Published online by Cambridge University Press: 31 August 2009
INTRODUCTION
Interactions between different areas or branches or fields of science have often been obscured by current emphasis on the relations between different scientific theories. Although some philosophers have indicated that different branches may be related, the actual focus has been on the relations between theories within the branches. For example, Ernest Nagel has discussed the reduction of one branch of science to another (1961, Ch. 11). But the relation that Nagel describes is really nothing more than the derivational reduction of the theory or experimental law of one branch of science to the theory of another branch.

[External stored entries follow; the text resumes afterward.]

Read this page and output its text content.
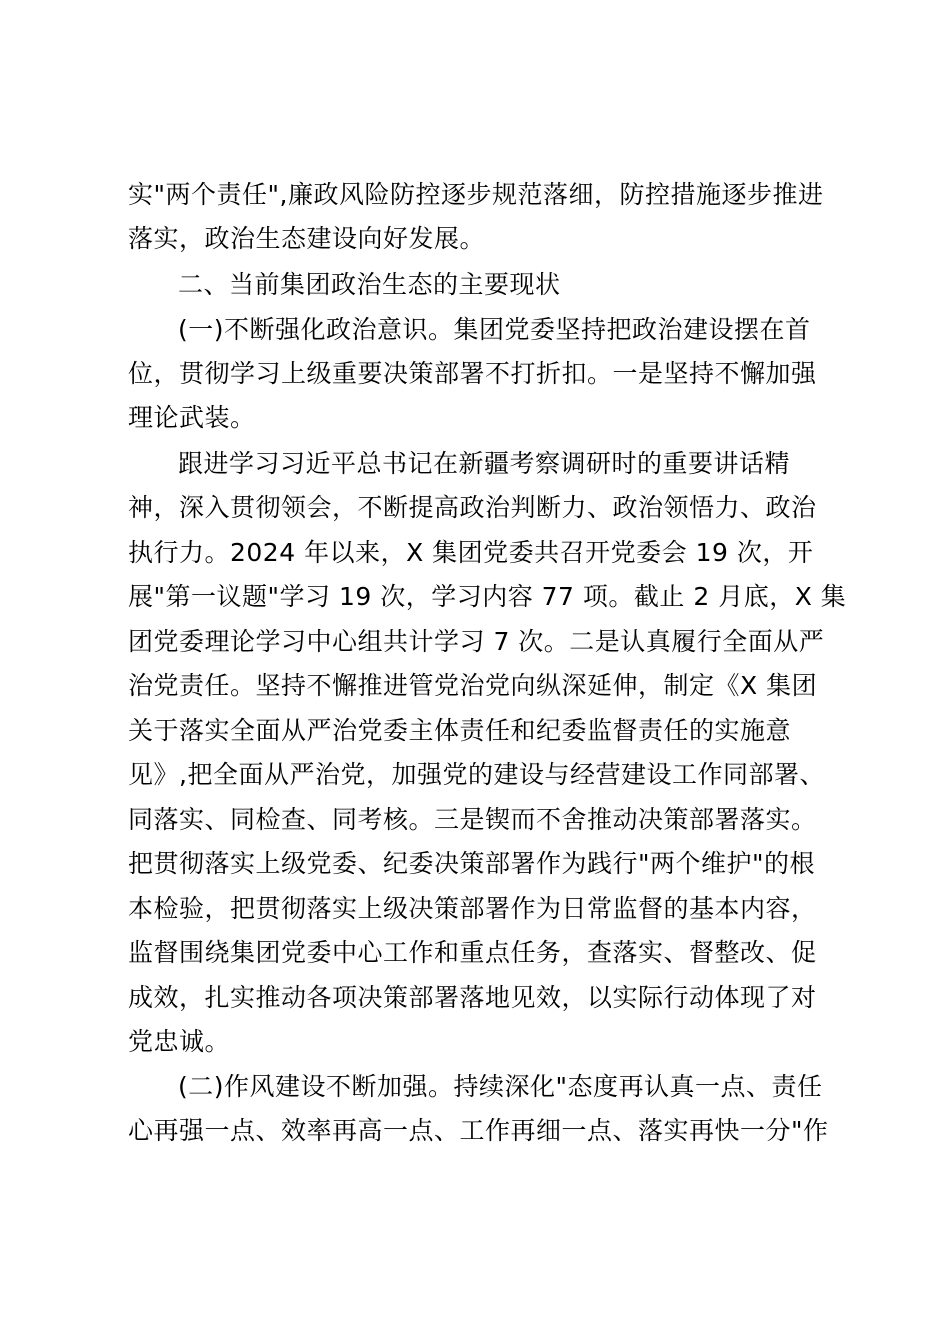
实"两个责任",廉政风险防控逐步规范落细，防控措施逐步推进

落实，政治生态建设向好发展。

二、当前集团政治生态的主要现状

(一)不断强化政治意识。集团党委坚持把政治建设摆在首

位，贯彻学习上级重要决策部署不打折扣。一是坚持不懈加强

理论武装。

跟进学习习近平总书记在新疆考察调研时的重要讲话精

神，深入贯彻领会，不断提高政治判断力、政治领悟力、政治

执行力。2024 年以来，X 集团党委共召开党委会 19 次，开

展"第一议题"学习 19 次，学习内容 77 项。截止 2 月底，X 集

团党委理论学习中心组共计学习 7 次。二是认真履行全面从严

治党责任。坚持不懈推进管党治党向纵深延伸，制定《X 集团

关于落实全面从严治党委主体责任和纪委监督责任的实施意

见》,把全面从严治党，加强党的建设与经营建设工作同部署、

同落实、同检查、同考核。三是锲而不舍推动决策部署落实。

把贯彻落实上级党委、纪委决策部署作为践行"两个维护"的根

本检验，把贯彻落实上级决策部署作为日常监督的基本内容，

监督围绕集团党委中心工作和重点任务，查落实、督整改、促

成效，扎实推动各项决策部署落地见效，以实际行动体现了对

党忠诚。

(二)作风建设不断加强。持续深化"态度再认真一点、责任

心再强一点、效率再高一点、工作再细一点、落实再快一分"作
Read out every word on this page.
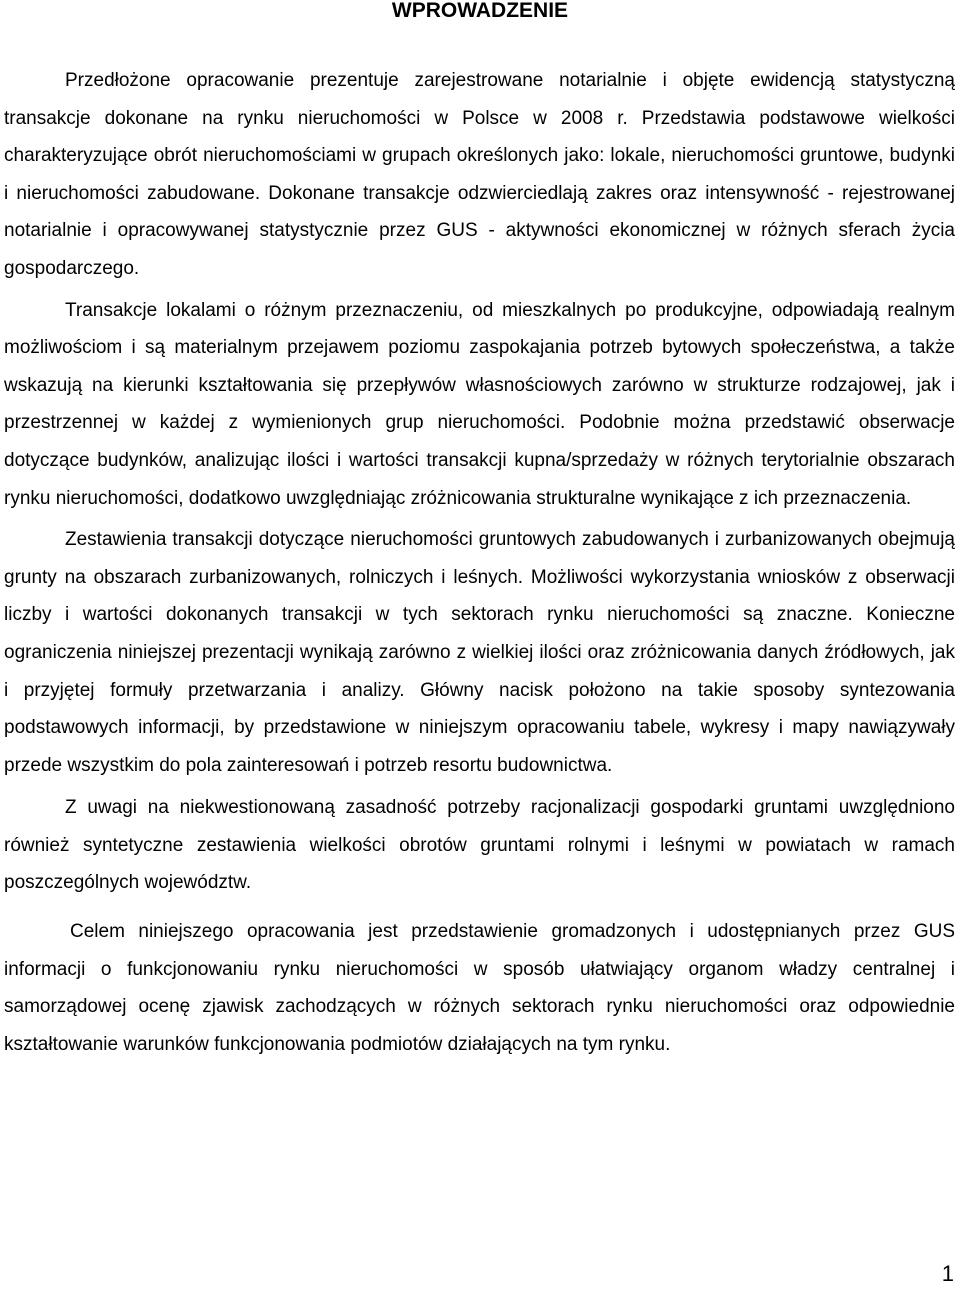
WPROWADZENIE

Przedłożone opracowanie prezentuje zarejestrowane notarialnie i objęte ewidencją statystyczną transakcje dokonane na rynku nieruchomości w Polsce w 2008 r. Przedstawia podstawowe wielkości charakteryzujące obrót nieruchomościami w grupach określonych jako: lokale, nieruchomości gruntowe, budynki i nieruchomości zabudowane. Dokonane transakcje odzwierciedlają zakres oraz intensywność - rejestrowanej notarialnie i opracowywanej statystycznie przez GUS - aktywności ekonomicznej w różnych sferach życia gospodarczego.

Transakcje lokalami o różnym przeznaczeniu, od mieszkalnych po produkcyjne, odpowiadają realnym możliwościom i są materialnym przejawem poziomu zaspokajania potrzeb bytowych społeczeństwa, a także wskazują na kierunki kształtowania się przepływów własnościowych zarówno w strukturze rodzajowej, jak i przestrzennej w każdej z wymienionych grup nieruchomości. Podobnie można przedstawić obserwacje dotyczące budynków, analizując ilości i wartości transakcji kupna/sprzedaży w różnych terytorialnie obszarach rynku nieruchomości, dodatkowo uwzględniając zróżnicowania strukturalne wynikające z ich przeznaczenia.

Zestawienia transakcji dotyczące nieruchomości gruntowych zabudowanych i zurbanizowanych obejmują grunty na obszarach zurbanizowanych, rolniczych i leśnych. Możliwości wykorzystania wniosków z obserwacji liczby i wartości dokonanych transakcji w tych sektorach rynku nieruchomości są znaczne. Konieczne ograniczenia niniejszej prezentacji wynikają zarówno z wielkiej ilości oraz zróżnicowania danych źródłowych, jak i przyjętej formuły przetwarzania i analizy. Główny nacisk położono na takie sposoby syntezowania podstawowych informacji, by przedstawione w niniejszym opracowaniu tabele, wykresy i mapy nawiązywały przede wszystkim do pola zainteresowań i potrzeb resortu budownictwa.

Z uwagi na niekwestionowaną zasadność potrzeby racjonalizacji gospodarki gruntami uwzględniono również syntetyczne zestawienia wielkości obrotów gruntami rolnymi i leśnymi w powiatach w ramach poszczególnych województw.

Celem niniejszego opracowania jest przedstawienie gromadzonych i udostępnianych przez GUS informacji o funkcjonowaniu rynku nieruchomości w sposób ułatwiający organom władzy centralnej i samorządowej ocenę zjawisk zachodzących w różnych sektorach rynku nieruchomości oraz odpowiednie kształtowanie warunków funkcjonowania podmiotów działających na tym rynku.

1
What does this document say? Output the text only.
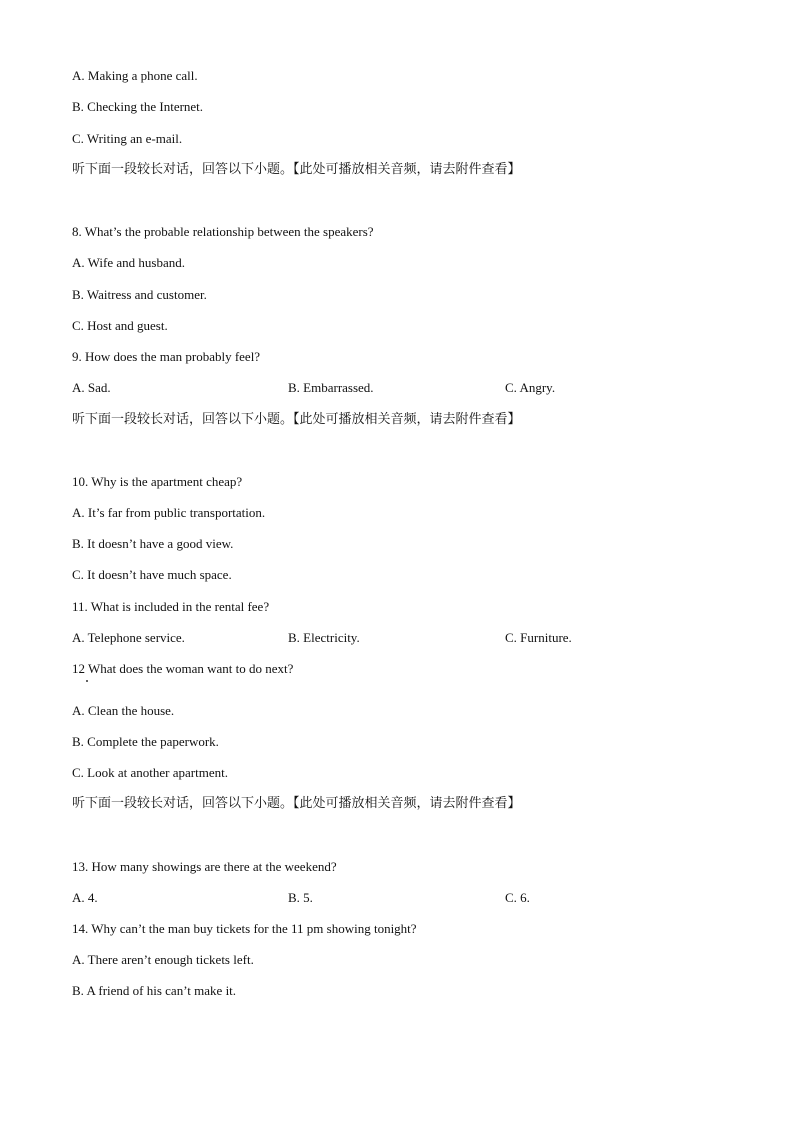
A. Making a phone call.
B. Checking the Internet.
C. Writing an e-mail.
听下面一段较长对话，回答以下小题。【此处可播放相关音频，请去附件查看】
8. What’s the probable relationship between the speakers?
A. Wife and husband.
B. Waitress and customer.
C. Host and guest.
9. How does the man probably feel?
A. Sad.	B. Embarrassed.	C. Angry.
听下面一段较长对话，回答以下小题。【此处可播放相关音频，请去附件查看】
10. Why is the apartment cheap?
A. It’s far from public transportation.
B. It doesn’t have a good view.
C. It doesn’t have much space.
11. What is included in the rental fee?
A. Telephone service.	B. Electricity.	C. Furniture.
12 What does the woman want to do next?
A. Clean the house.
B. Complete the paperwork.
C. Look at another apartment.
听下面一段较长对话，回答以下小题。【此处可播放相关音频，请去附件查看】
13. How many showings are there at the weekend?
A. 4.	B. 5.	C. 6.
14. Why can’t the man buy tickets for the 11 pm showing tonight?
A. There aren’t enough tickets left.
B. A friend of his can’t make it.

We, in contrast to Nagel, are interested in the interrelations between the areas of science that we call fields. For example, cytology, genetics, and biochemistry are more naturally called fields than theories. Fields may have theories within them, such as the classical theory of the gene in genetics; such theories we call intrafield theories. In addition, and more important for our purposes here, interrelations between fields may be established via interfield theories. For example, the fields of genetics and cytology are related via the chromosome theory of Mendelian heredity. The existence of such interfield theories has been obscured by analyses such as Nagel's that erroneously conflate theories and fields and see interrelations as derivational reductions.
The purpose of this chapter is, first, to draw the distinction between field and intrafield theory, and, then, more importantly, to discuss the generation of heretofore unrecognized interfield theories and their functions in relating two fields.